Bill Gates prepara il divorzio più caro del mondo. In Italia il record è di Silvio con Veronica

bill gates, berlusconi

Il divorzio tra Bill e Melinda Gates si prospetta come il più costoso dopo quello tra Jeff Bezos e la moglie MacKenzie nel 2019. Con un patrimonio di 130 miliardi di dollari, i Gates sono al quarto posto nella lista dei più ricchi del mondo, dopo Bezos, Elon Musk e Bernard Arnault.

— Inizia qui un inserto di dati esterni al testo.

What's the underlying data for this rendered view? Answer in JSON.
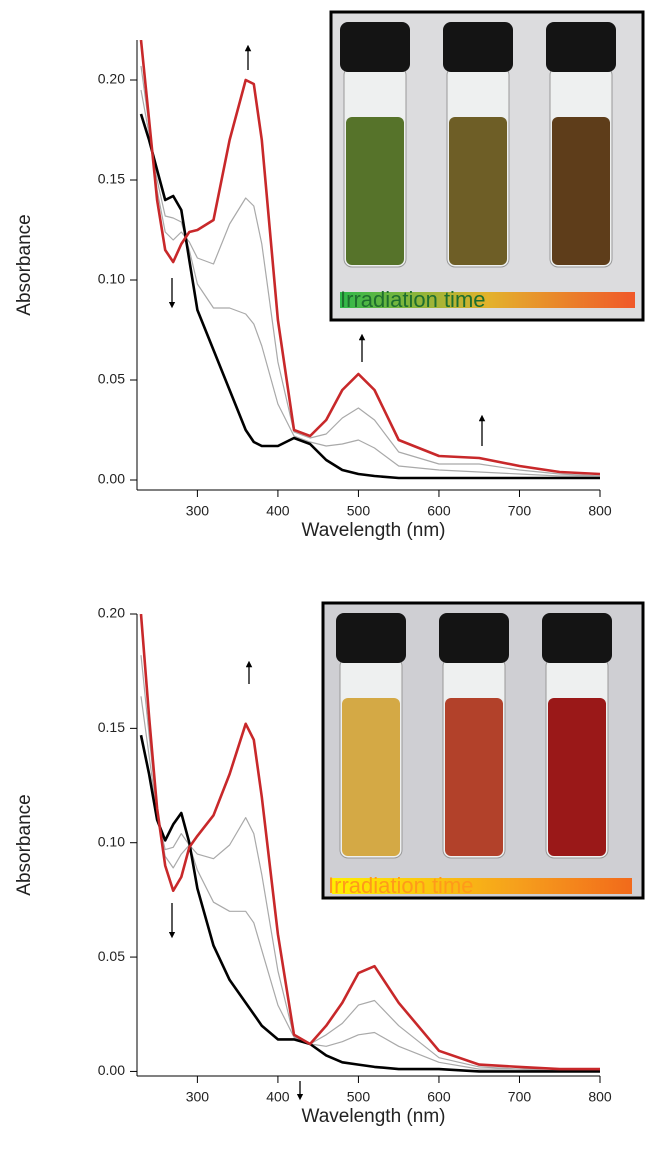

L’accordo di divorzio tra il fondatore di Amazon e la moglie ha lasciato a Bezos il 75% delle azioni comuni della società, che allora avevano un valore di 144 miliardi di dollari, e lasciato alla moglie il restante 25%, per un valore di 35,8 miliardi. A quanto riportano i media americani, Bill e Melinda avrebbero già fatto una divisione dei beni, dal momento che la richiesta di divorzio cita un “contratto di separazione” consensuale che i due hanno già firmato.

Dal codice Hammer a Windows: scene da un patrimonio

L’enorme patrimonio della coppia comprende residenze in cinque stati americani; un parco macchine tra le quali spicca una Porsche da collezione, valore 2 milioni di dollari; una collezione d’arte, che comprende il Codice Hammer, il manoscritto di Leonardo da Vinci, valore 30 milioni di dollari; una serie di aerei privati.

Inoltre, Gates è anche il più grande proprietario privato di terreni agricoli, 242mila acri disseminati in 18 differenti stati. Come è noto, i Gates hanno annunciato che alla loro morte daranno in beneficenza gran parte dei loro beni: i tre figli – Jennifer, 25 anni, Phoebe, 18 anni e Roru 21 anni – dovrebbero ereditare ‘solo’ 10 milioni di dollari ciascuno, una frazione dell’immensa fortuna dei genitori.

A chi andrà la residenza Gates?

La residenza principale della famiglia è una magione, nota come Xanadu 2.0, davanti al lago Washington, a pochi chilometri dal centro di Seattle, dove si trova anche la sede della Gates Foundation. Gates ha acquistato il terreno nel 1988 per due milioni, ed ha impiegato sette anni a costruire la casa dei suoi sogni, per un costo di 63 milioni di dollari. Ora ne vale 125.

“Volevo una cosa bella ma niente di ostentato – ha scritto Gates nel suo libro The Road Ahead – volevo una casa che potesse accogliere una tecnologia sofisticata, avanzata ma non in modo intrusivo per mettere in chiaro che la tecnologia deve essere un servitore, non il padrone”.

In Italia, il divorzio tra Silvio Berlusconi e Veronica Lario vanta il primato del più caro.

Nel 2015 la penultima sentenza aveva stabilito un assegno mensile all’ex moglie di un milione e 400mila euro al mese lordi (circa 800mila netti). Successivamente, la Cassazione aveva revocato l’assegno divorzile chiedendo indietro alla signora Lario 46 milioni. Nel 2020 l’accordo: l’ex premier ha rinunciato ai 46 milioni di credito nei confronti della ex moglie e Veronica al suo credito da 18 milioni.